Le corps poignardé d’Ernest Manirumva, vice-président de l’Observatoire de lutte contre la corruption et les malversations économiques, a été découvert le 9 avril 2009. Peu avant sa mort, il enquêtait sur des affaires de corruption policière et de tentatives d’achat illégal d’armes à feu en provenance de Malaisie par la police. Le gouvernement du Burundi a pris certaines mesures pour identifier les responsables de ce meurtre, mais les organisations de la société civile ont toujours reproché aux autorités de ne pas avoir exploré toutes les pistes et de ne pas avoir mené une enquête indépendante.
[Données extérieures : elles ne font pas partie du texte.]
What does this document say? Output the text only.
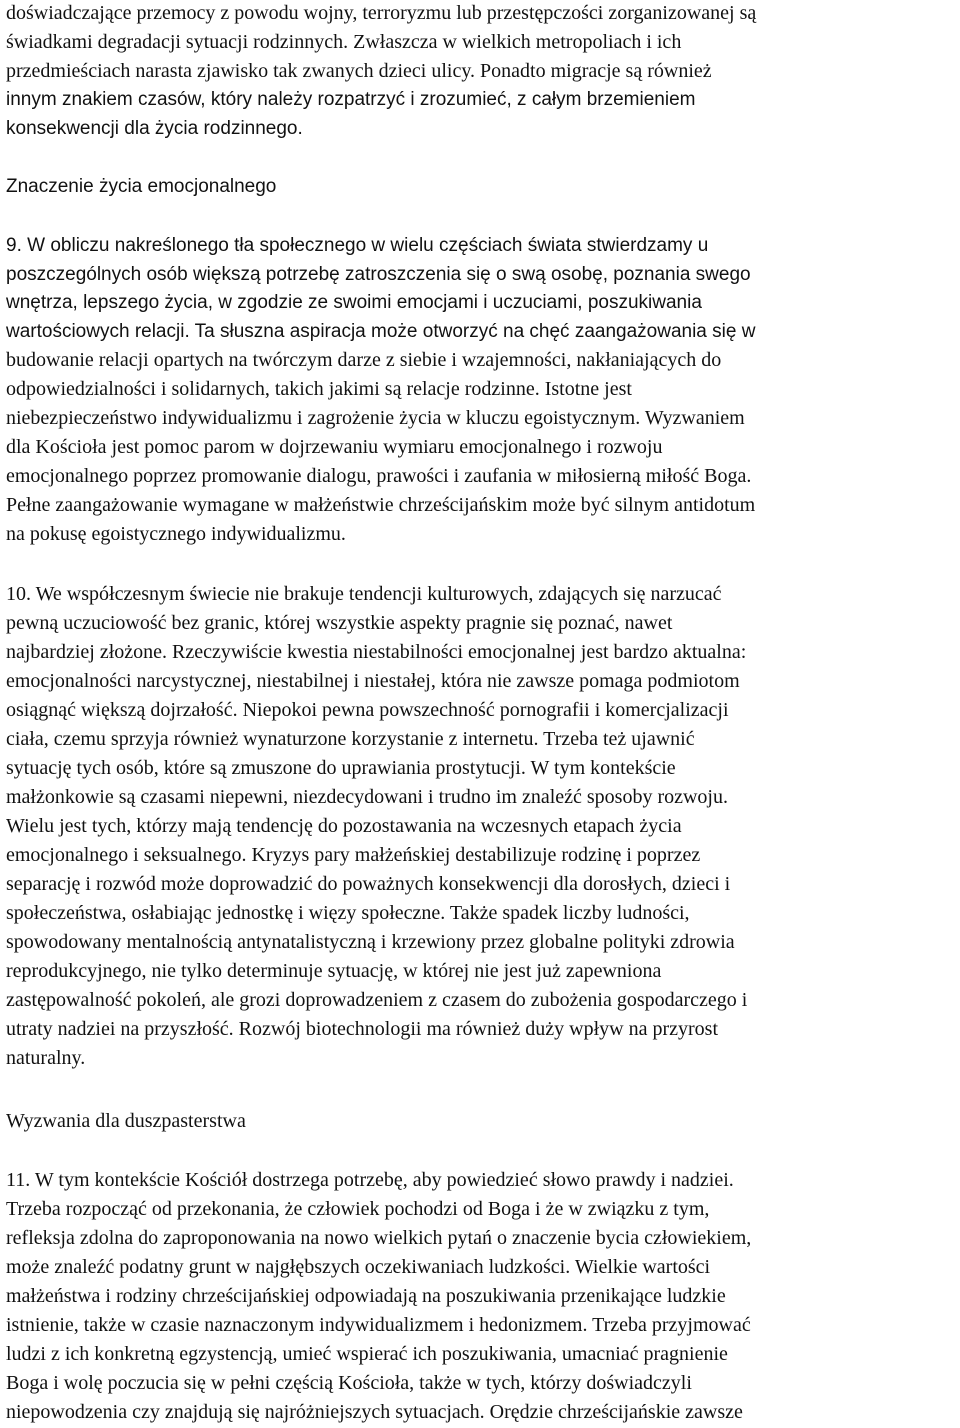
doświadczające przemocy z powodu wojny, terroryzmu lub przestępczości zorganizowanej są

świadkami degradacji sytuacji rodzinnych. Zwłaszcza w wielkich metropoliach i ich

przedmieściach narasta zjawisko tak zwanych dzieci ulicy. Ponadto migracje są również

innym znakiem czasów, który należy rozpatrzyć i zrozumieć, z całym brzemieniem

konsekwencji dla życia rodzinnego.

Znaczenie życia emocjonalnego

9. W obliczu nakreślonego tła społecznego w wielu częściach świata stwierdzamy u

poszczególnych osób większą potrzebę zatroszczenia się o swą osobę, poznania swego

wnętrza, lepszego życia, w zgodzie ze swoimi emocjami i uczuciami, poszukiwania

wartościowych relacji. Ta słuszna aspiracja może otworzyć na chęć zaangażowania się w

budowanie relacji opartych na twórczym darze z siebie i wzajemności, nakłaniających do

odpowiedzialności i solidarnych, takich jakimi są relacje rodzinne. Istotne jest

niebezpieczeństwo indywidualizmu i zagrożenie życia w kluczu egoistycznym. Wyzwaniem

dla Kościoła jest pomoc parom w dojrzewaniu wymiaru emocjonalnego i rozwoju

emocjonalnego poprzez promowanie dialogu, prawości i zaufania w miłosierną miłość Boga.

Pełne zaangażowanie wymagane w małżeństwie chrześcijańskim może być silnym antidotum

na pokusę egoistycznego indywidualizmu.

10. We współczesnym świecie nie brakuje tendencji kulturowych, zdających się narzucać

pewną uczuciowość bez granic, której wszystkie aspekty pragnie się poznać, nawet

najbardziej złożone. Rzeczywiście kwestia niestabilności emocjonalnej jest bardzo aktualna:

emocjonalności narcystycznej, niestabilnej i niestałej, która nie zawsze pomaga podmiotom

osiągnąć większą dojrzałość. Niepokoi pewna powszechność pornografii i komercjalizacji

ciała, czemu sprzyja również wynaturzone korzystanie z internetu. Trzeba też ujawnić

sytuację tych osób, które są zmuszone do uprawiania prostytucji. W tym kontekście

małżonkowie są czasami niepewni, niezdecydowani i trudno im znaleźć sposoby rozwoju.

Wielu jest tych, którzy mają tendencję do pozostawania na wczesnych etapach życia

emocjonalnego i seksualnego. Kryzys pary małżeńskiej destabilizuje rodzinę i poprzez

separację i rozwód może doprowadzić do poważnych konsekwencji dla dorosłych, dzieci i

społeczeństwa, osłabiając jednostkę i więzy społeczne. Także spadek liczby ludności,

spowodowany mentalnością antynatalistyczną i krzewiony przez globalne polityki zdrowia

reprodukcyjnego, nie tylko determinuje sytuację, w której nie jest już zapewniona

zastępowalność pokoleń, ale grozi doprowadzeniem z czasem do zubożenia gospodarczego i

utraty nadziei na przyszłość. Rozwój biotechnologii ma również duży wpływ na przyrost

naturalny.

Wyzwania dla duszpasterstwa

11. W tym kontekście Kościół dostrzega potrzebę, aby powiedzieć słowo prawdy i nadziei.

Trzeba rozpocząć od przekonania, że człowiek pochodzi od Boga i że w związku z tym,

refleksja zdolna do zaproponowania na nowo wielkich pytań o znaczenie bycia człowiekiem,

może znaleźć podatny grunt w najgłębszych oczekiwaniach ludzkości. Wielkie wartości

małżeństwa i rodziny chrześcijańskiej odpowiadają na poszukiwania przenikające ludzkie

istnienie, także w czasie naznaczonym indywidualizmem i hedonizmem. Trzeba przyjmować

ludzi z ich konkretną egzystencją, umieć wspierać ich poszukiwania, umacniać pragnienie

Boga i wolę poczucia się w pełni częścią Kościoła, także w tych, którzy doświadczyli

niepowodzenia czy znajdują się najróżniejszych sytuacjach. Orędzie chrześcijańskie zawsze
Le 14 juillet 2010, s’est ouvert à la Cour d’appel de Bujumbura le procès de 16 suspects parmi lesquels figuraient des policiers, des civils et des combattants démobilisés. Cependant, les groupes de la société civile, membres de la campagne « Justice pour Ernest Manirumva », ont insisté sur le fait que d’autres suspects, tels que de hauts responsables des services de sécurité et de la police nationale, n’avaient pas été inculpés. Le 22 mai 2012, quatorze personnes ont été condamnées, mais les sentiments de déception et de frustration dominent alors que des irrégularités de procédure mettent sérieusement en doute l’impartialité du tribunal.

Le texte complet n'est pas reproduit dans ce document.